Tallurutiup Imanga National Marine Conservation Area is a proposed National Marine Conservation Area (NMCA) located in the Qikiqtani Region of Nunavut, Canada. The goal of the marine conservation area is to work with local Inuit to conserve the rich biodiversity of Lancaster Sound and its adjacent waterways. Once formally established under the Canada National Marine Conservation Areas Act, it will become the largest Parks Canada and Qikiqtani Inuit Association (QIA) co-managed protected area and the second largest protected area in Canada after Tuvaijuittuq Marine Protected Area.

==History==
In 2009, the governments of Canada and Nunavut and the Qikiqtani Inuit Association (QIA) signed a memorandum of understanding to begin assessing the feasibility of establishing a NMCA in Lancaster Sound. It also established the Steering Committee to conduct consultations with local communities and key stakeholders.

In 2010, Parks Canada announced a potential future boundary of 44,300 km2 for an NMCA in Lancaster Sound. Additional studies and consultations were performed in the years that followed to determine what marine areas should be included or excluded from the proposed NMCA.

In February 2017, the Steering Committee submitted its report and recommendations on the feasibility of an NMCA in Lancaster Sound to the ministers of Environment for Canada and Nunavut, and to the President of the Qikiqtani Inuit Association (QIA) in February 2017. The Senior Mineral and Energy Resource Assessment Committee approved of the Steering Committee’s recommended boundary the following May. The Governments of Canada and Nunavut and the QIA began negotiations on an Inuit Impact and Benefit Agreement the following August.

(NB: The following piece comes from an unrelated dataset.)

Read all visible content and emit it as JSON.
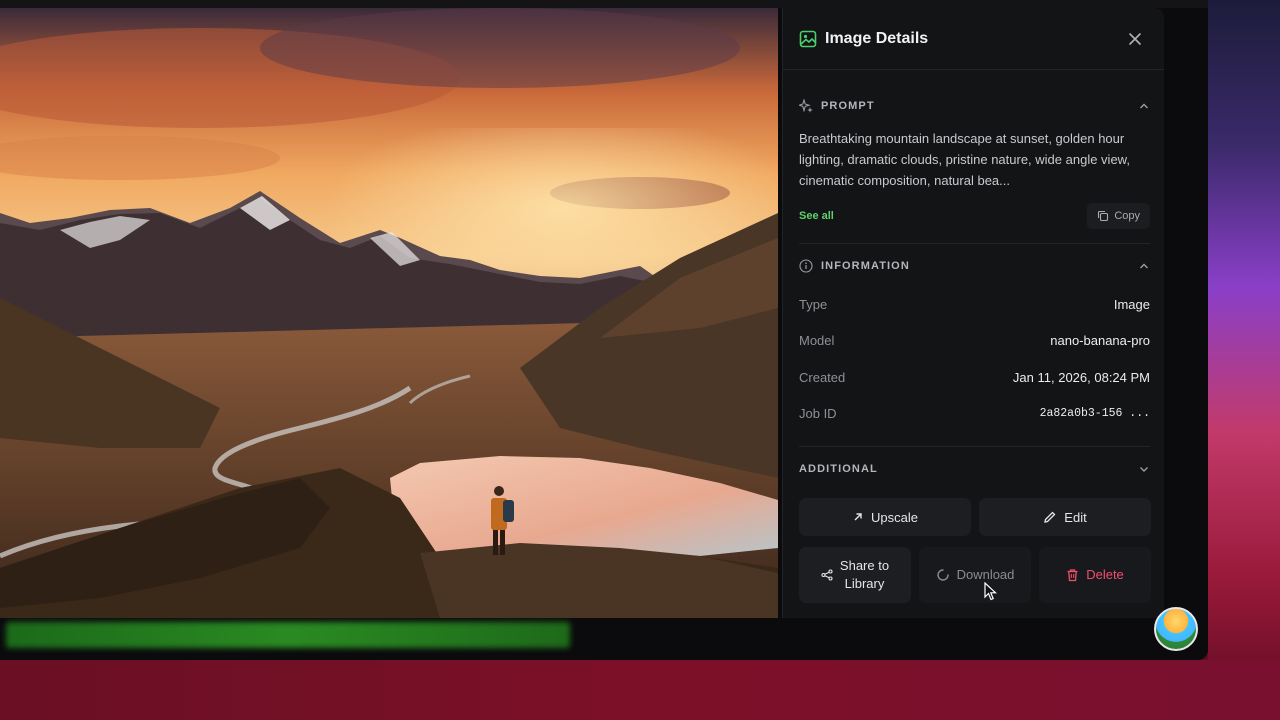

In August 2019, the Government of Canada and the QIA announced the signing of an Inuit Impact and Benefit Agreement (IIBA), required for final establishment of Tallurutiup Imanga National Marine Conservation Area. With the signing of the IIBA, Parks Canada and QIA will begin to operationalize the NMCA.

As of January 2023, formal establishment under the Canada National Marine Conservation Areas Act has yet to occur.

==Geography==
The NCMA covers an area of 108000 km2 stretching from Baffin Bay between Buchan Gulf and southeastern Ellesmere Island, to the 96th meridian west between Cornwallis Island and Somerset Island. It would surround the marine portions of Sirmilik National Park, Nirjutiqavvik National Wildlife Area, Bylot Island Migratory Bird Sanctuary, and Prince Leopold Island Migratory Bird Sanctuary.

==Ecology==

The ecological importance of Lancaster Sound is due to the presence of polynyas in its waters. These small pockets of open water provide refuge for Arctic marine and bird species during winter months. These winter refuges are also areas where Inuit undertake many traditional activities.